7. He rocked Stephan Bonnar with a spinning back elbow
You want showy, huh? How about a spinning back elbow to the head of Stephan Bonnar, the original finalist of The Ultimate Fighter? Yeah, Jones doesn't just open his box of tricks on any old fighter. He'll save the best for the best. Bonnar had no idea what had hit him, literally in this case, as Jones rose, dipped, spun and connected with a scything elbow.
8. Brandon Vera is pretty damn good
Shutting out Bonnar is one thing, but breaking Brandon Vera's face is an entirely scarier proposition altogether. Not only that, Jones cut through Vera in barely three minutes, and yet left an imprint on the Filipino's face that would take most guys five rounds to carve. As shocked as anybody that night, Vera could only lay prone to Jones' stunning ground attack, as bones broke and dreams were dashed. Remember, Vera was supposed to be the litmus test.
9. Even in disqualification, the nicest guy in the world
Yes, it's true, Jones does have one black mark on his record. His sole pro loss arrived in December 2009, when the American was disqualified for striking a bemused Matt Hamill with multiple 12-to-6 vertical elbows while in the top position. As Hamill's was on his way out of the fight, Jones was pulled off of him, assumed victory, only to then be told about his misdemeanour following a celebratory cartwheel. An unfortunate disqualification followed and, as everybody expected a bitter reaction from Jones, the fighter simply smiled and shrugged, accepting his punishment with a grace and humility that many lack.
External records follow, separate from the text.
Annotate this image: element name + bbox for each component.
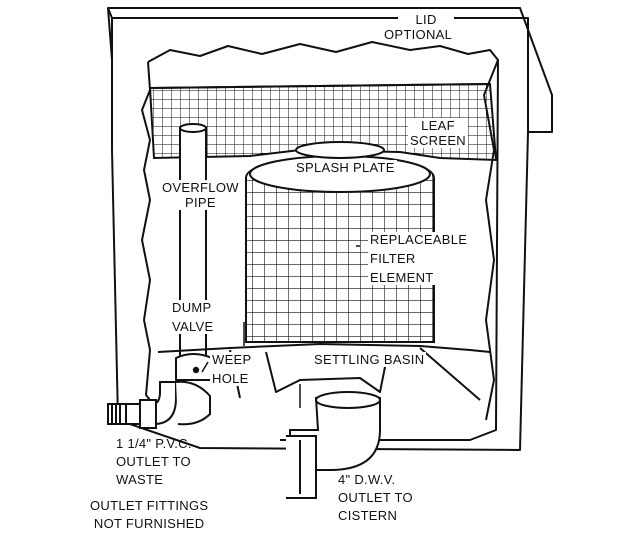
lid-label-line2: OPTIONAL bbox=[384, 27, 453, 42]
label-leaf-screen: LEAF SCREEN bbox=[408, 118, 468, 148]
label-splash-plate: SPLASH PLATE bbox=[294, 160, 397, 175]
label-weep-hole: WEEP HOLE bbox=[210, 352, 254, 386]
fittings-note-line1: OUTLET FITTINGS bbox=[90, 498, 209, 513]
overflow-pipe-label-line1: OVERFLOW bbox=[162, 180, 239, 195]
leaf-screen-label-line1: LEAF bbox=[421, 118, 455, 133]
weep-hole-label-line2: HOLE bbox=[212, 371, 249, 386]
box-outer bbox=[111, 18, 529, 451]
settling-basin-floor bbox=[265, 351, 389, 393]
label-dump-valve: DUMP VALVE bbox=[170, 300, 216, 334]
outlet-cistern-line2: OUTLET TO bbox=[338, 490, 413, 505]
dump-valve-label-line2: VALVE bbox=[172, 319, 214, 334]
filter-label-line3: ELEMENT bbox=[370, 270, 434, 285]
filter-label-line1: REPLACEABLE bbox=[370, 232, 468, 247]
box-inner-rim bbox=[147, 41, 499, 441]
outlet-cistern-line3: CISTERN bbox=[338, 508, 398, 523]
waste-outlet-pipe bbox=[107, 380, 211, 429]
outlet-waste-line1: 1 1/4" P.V.C. bbox=[116, 436, 192, 451]
outlet-waste-line3: WASTE bbox=[116, 472, 164, 487]
filter-label-line2: FILTER bbox=[370, 251, 416, 266]
label-outlet-waste: 1 1/4" P.V.C. OUTLET TO WASTE bbox=[116, 436, 192, 487]
cistern-outlet-pipe bbox=[286, 391, 381, 499]
label-lid-optional: LID OPTIONAL bbox=[384, 12, 455, 42]
weep-hole-label-line1: WEEP bbox=[212, 352, 252, 367]
floor-divider-right bbox=[419, 347, 481, 401]
label-overflow-pipe: OVERFLOW PIPE bbox=[160, 180, 241, 210]
lid-label-line1: LID bbox=[415, 12, 437, 27]
weep-hole bbox=[192, 366, 200, 374]
overflow-pipe-label-line2: PIPE bbox=[184, 195, 216, 210]
box-left-inner-wall bbox=[141, 61, 159, 411]
leaf-screen-label-line2: SCREEN bbox=[410, 133, 466, 148]
fittings-note-line2: NOT FURNISHED bbox=[93, 516, 205, 531]
settling-basin-rim bbox=[157, 343, 491, 353]
label-outlet-cistern: 4" D.W.V. OUTLET TO CISTERN bbox=[338, 472, 413, 523]
outlet-waste-line2: OUTLET TO bbox=[116, 454, 191, 469]
outlet-cistern-line1: 4" D.W.V. bbox=[338, 472, 396, 487]
weep-hole-wall bbox=[175, 353, 213, 381]
dump-valve-label-line1: DUMP bbox=[172, 300, 212, 315]
label-outlet-fittings-note: OUTLET FITTINGS NOT FURNISHED bbox=[90, 498, 208, 531]
label-settling-basin: SETTLING BASIN bbox=[312, 352, 427, 367]
label-replaceable-filter-element: REPLACEABLE FILTER ELEMENT bbox=[368, 232, 470, 285]
lid bbox=[107, 7, 553, 133]
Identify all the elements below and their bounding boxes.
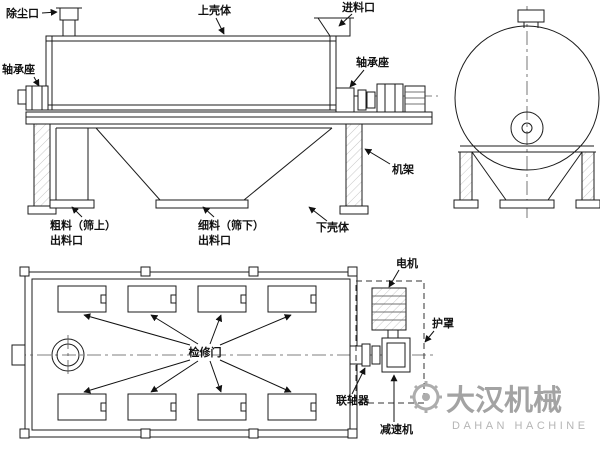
label-coarse-outlet-2: 出料口 <box>50 233 83 247</box>
label-reducer: 减速机 <box>380 422 413 436</box>
label-cover: 护罩 <box>432 316 454 330</box>
label-fine-outlet-1: 细料（筛下） <box>198 218 264 232</box>
watermark-brand-cn: 大汉机械 <box>446 384 562 417</box>
top-view: 电机 护罩 检修门 联轴器 减速机 <box>11 256 454 439</box>
drum-end-circle <box>454 25 600 171</box>
label-coarse-outlet-1: 粗料（筛上） <box>50 218 116 232</box>
side-view: 除尘口 上壳体 进料口 轴承座 轴承座 机架 粗料（筛上） 出料口 细料（筛下）… <box>2 0 438 247</box>
bolt-pads <box>19 266 358 439</box>
label-feed-inlet: 进料口 <box>342 0 375 14</box>
label-inspection-door: 检修门 <box>189 345 222 359</box>
coupling-side <box>357 89 367 111</box>
label-motor: 电机 <box>396 256 418 270</box>
door <box>197 285 247 313</box>
door <box>197 393 247 421</box>
feed-inlet-chute <box>314 17 354 37</box>
end-view-top-port <box>517 9 545 23</box>
drive-assembly-top <box>349 280 425 404</box>
end-view-outlet <box>499 199 555 209</box>
frame-legs <box>27 123 369 215</box>
coupling-half-2 <box>371 345 381 365</box>
door <box>127 393 177 421</box>
drum-casing <box>45 35 337 111</box>
bearing-left <box>17 85 49 111</box>
reducer-side <box>376 83 404 113</box>
motor-top <box>371 287 407 331</box>
door <box>267 393 317 421</box>
inspection-door-leaders <box>83 313 292 394</box>
dust-port <box>56 7 82 36</box>
label-dust-port: 除尘口 <box>6 6 39 20</box>
label-frame: 机架 <box>392 162 414 176</box>
label-lower-casing: 下壳体 <box>316 220 350 234</box>
fine-outlet-flange <box>155 199 249 209</box>
label-bearing-left: 轴承座 <box>2 62 35 76</box>
door <box>127 285 177 313</box>
door <box>57 285 107 313</box>
label-fine-outlet-2: 出料口 <box>198 233 231 247</box>
inspection-doors <box>57 285 317 421</box>
motor-side <box>404 85 426 113</box>
label-bearing-right: 轴承座 <box>356 55 389 69</box>
coarse-outlet-flange <box>49 199 95 209</box>
end-view <box>453 6 600 218</box>
watermark-brand-en: DAHAN HACHINE <box>452 420 589 432</box>
shaft-end-circle <box>510 111 544 145</box>
label-coupling: 联轴器 <box>336 393 370 407</box>
drive-assembly-side <box>335 83 426 113</box>
left-shaft-support <box>11 344 26 366</box>
base-beam <box>25 111 433 125</box>
door <box>267 285 317 313</box>
lower-casing-hopper <box>49 127 333 209</box>
coupling-half-1 <box>361 343 371 367</box>
gear-logo-icon <box>410 381 442 413</box>
watermark: 大汉机械 DAHAN HACHINE <box>410 381 589 432</box>
bearing-right-block <box>335 87 355 113</box>
label-upper-casing: 上壳体 <box>198 3 232 17</box>
door <box>57 393 107 421</box>
motor-shaft <box>387 329 399 339</box>
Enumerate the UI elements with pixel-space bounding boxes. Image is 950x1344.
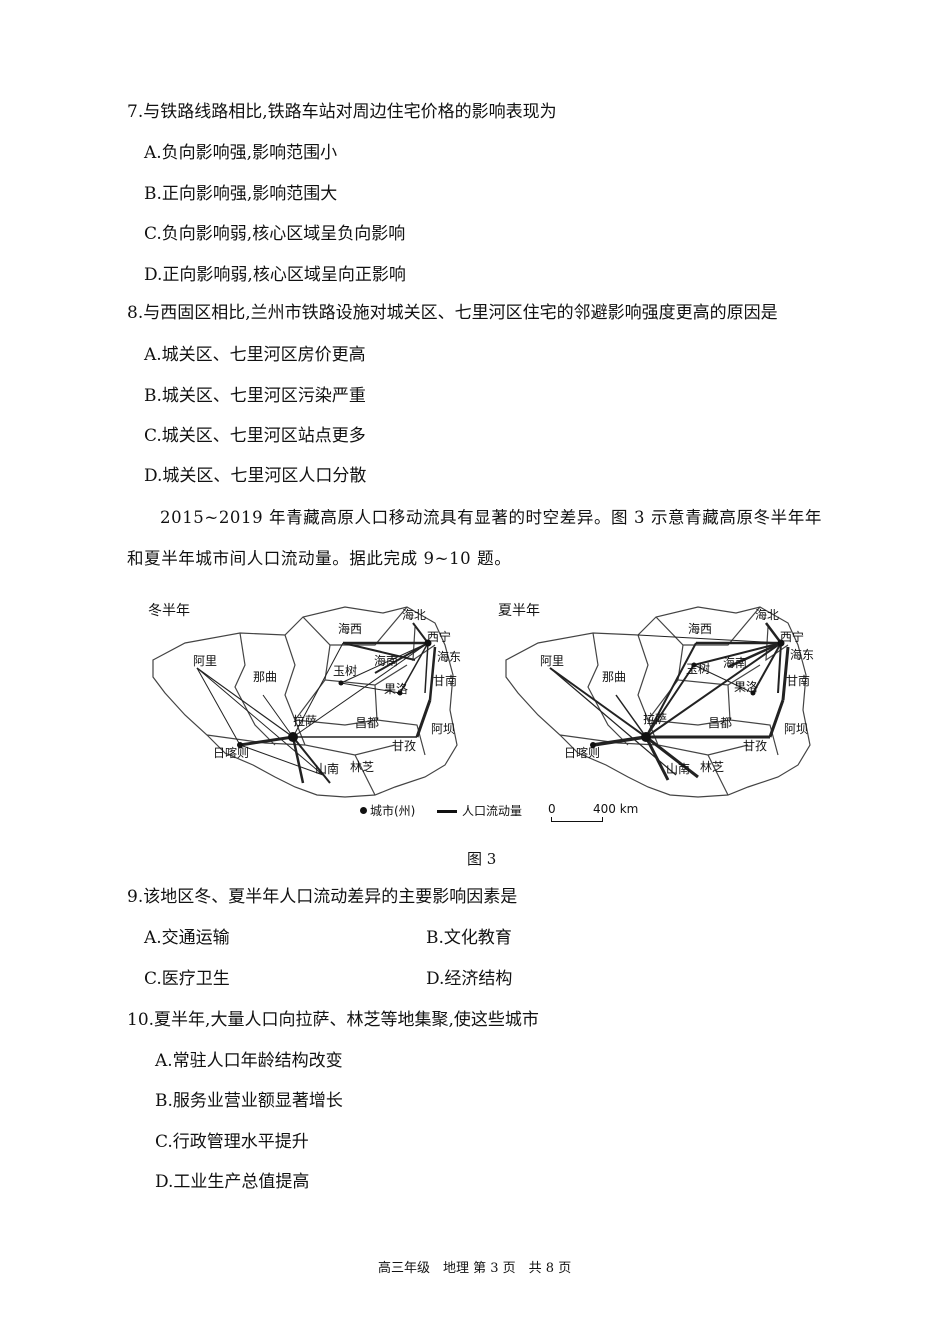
summer-label-xining: 西宁: [780, 629, 804, 644]
summer-label-haidong: 海东: [790, 647, 814, 662]
summer-label-guoluo: 果洛: [734, 679, 758, 694]
summer-label-naqu: 那曲: [602, 670, 626, 684]
summer-label-changdu: 昌都: [708, 716, 732, 730]
question-7-option-a[interactable]: A.负向影响强,影响范围小: [144, 143, 338, 163]
winter-label-yushu: 玉树: [333, 663, 357, 678]
summer-label-haibei: 海北: [755, 607, 779, 622]
legend-city-label: 城市(州): [370, 804, 416, 818]
summer-label-hainan: 海南: [723, 655, 747, 670]
figure-caption: 图 3: [467, 850, 497, 868]
summer-label-ganzi: 甘孜: [743, 739, 767, 753]
question-7-option-d[interactable]: D.正向影响弱,核心区域呈向正影响: [144, 265, 406, 285]
question-8-option-a[interactable]: A.城关区、七里河区房价更高: [144, 345, 366, 365]
scale-zero: 0: [548, 802, 556, 816]
question-8-option-c[interactable]: C.城关区、七里河区站点更多: [144, 426, 366, 446]
scale-bar: [551, 817, 603, 822]
question-9-option-a[interactable]: A.交通运输: [144, 928, 230, 948]
winter-label-ganzi: 甘孜: [392, 739, 416, 753]
question-10-option-b[interactable]: B.服务业营业额显著增长: [155, 1091, 343, 1111]
winter-label-lasa: 拉萨: [293, 713, 317, 728]
summer-label-yushu: 玉树: [686, 661, 710, 676]
winter-map-title: 冬半年: [148, 603, 190, 619]
question-9-stem: 9.该地区冬、夏半年人口流动差异的主要影响因素是: [127, 887, 518, 907]
summer-label-lasa: 拉萨: [643, 711, 667, 726]
question-8-option-b[interactable]: B.城关区、七里河区污染严重: [144, 386, 366, 406]
question-8-option-d[interactable]: D.城关区、七里河区人口分散: [144, 466, 367, 486]
summer-label-linzhi: 林芝: [700, 759, 724, 774]
winter-label-ali: 阿里: [193, 654, 217, 668]
legend: 城市(州) 人口流动量 0 400 km: [360, 802, 660, 822]
summer-map-title: 夏半年: [498, 603, 540, 619]
legend-city-marker: [360, 807, 367, 814]
question-9-option-b[interactable]: B.文化教育: [426, 928, 512, 948]
question-8-stem: 8.与西固区相比,兰州市铁路设施对城关区、七里河区住宅的邻避影响强度更高的原因是: [127, 303, 778, 323]
question-7-stem: 7.与铁路线路相比,铁路车站对周边住宅价格的影响表现为: [127, 102, 557, 122]
summer-label-gannan: 甘南: [786, 673, 810, 688]
question-9-option-d[interactable]: D.经济结构: [426, 969, 513, 989]
winter-label-hainan: 海南: [374, 653, 398, 668]
question-7-option-c[interactable]: C.负向影响弱,核心区域呈负向影响: [144, 224, 406, 244]
winter-label-gannan: 甘南: [433, 673, 457, 688]
winter-label-haibei: 海北: [402, 607, 426, 622]
winter-label-shannan: 山南: [315, 761, 339, 776]
question-10-option-a[interactable]: A.常驻人口年龄结构改变: [155, 1051, 343, 1071]
winter-flow-map: 阿里 那曲 海西 海北 西宁 海东 海南 玉树 果洛 甘南 拉萨 昌都 阿坝 甘…: [152, 606, 461, 798]
summer-label-ali: 阿里: [540, 654, 564, 668]
summer-label-shannan: 山南: [666, 761, 690, 776]
intro-line-1: 2015~2019 年青藏高原人口移动流具有显著的时空差异。图 3 示意青藏高原…: [160, 508, 822, 527]
intro-line-2: 和夏半年城市间人口流动量。据此完成 9~10 题。: [127, 549, 512, 568]
winter-label-xining: 西宁: [427, 629, 451, 644]
question-10-stem: 10.夏半年,大量人口向拉萨、林芝等地集聚,使这些城市: [127, 1010, 539, 1030]
winter-label-aba: 阿坝: [431, 722, 455, 736]
scale-distance: 400 km: [593, 802, 639, 816]
summer-label-aba: 阿坝: [784, 722, 808, 736]
winter-label-naqu: 那曲: [253, 670, 277, 684]
legend-flow-label: 人口流动量: [462, 804, 523, 818]
question-10-option-d[interactable]: D.工业生产总值提高: [155, 1172, 310, 1192]
winter-label-guoluo: 果洛: [384, 681, 408, 696]
question-7-option-b[interactable]: B.正向影响强,影响范围大: [144, 184, 338, 204]
legend-flow-line: [437, 810, 457, 813]
winter-label-changdu: 昌都: [355, 716, 379, 730]
question-9-option-c[interactable]: C.医疗卫生: [144, 969, 230, 989]
summer-label-haixi: 海西: [688, 621, 712, 636]
page-footer: 高三年级 地理 第 3 页 共 8 页: [378, 1261, 572, 1276]
winter-label-linzhi: 林芝: [350, 759, 374, 774]
winter-label-haixi: 海西: [338, 621, 362, 636]
summer-flow-map: 阿里 那曲 海西 海北 西宁 海东 海南 玉树 果洛 甘南 拉萨 昌都 阿坝 甘…: [505, 606, 814, 798]
winter-label-haidong: 海东: [437, 649, 461, 664]
winter-label-rikaze: 日喀则: [213, 746, 249, 760]
question-10-option-c[interactable]: C.行政管理水平提升: [155, 1132, 309, 1152]
summer-label-rikaze: 日喀则: [564, 746, 600, 760]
10. He is mixed martial arts
Regardless of whether he lives up to the hyperbole, Jon Jones is exciting simply because he represents mixed martial arts in 2010. Unlike many of the other stars in MMA, Jones is young and fresh enough to have been an untouched product of the sport. This is the world he was born into. He didn't decide to up sticks and move to mixed martial arts, as his old job wasn't lucrative or stimulating enough. There are still rules being written in the sport, and Jones has the potential and opportunity to rubber-stamp his own distinct, au naturale fighting style and personality on something which gets bigger by the year. With legacies still to be written and a history yet to be formed, Jon Jones' birth into mixed martial arts couldn't have been timed any better.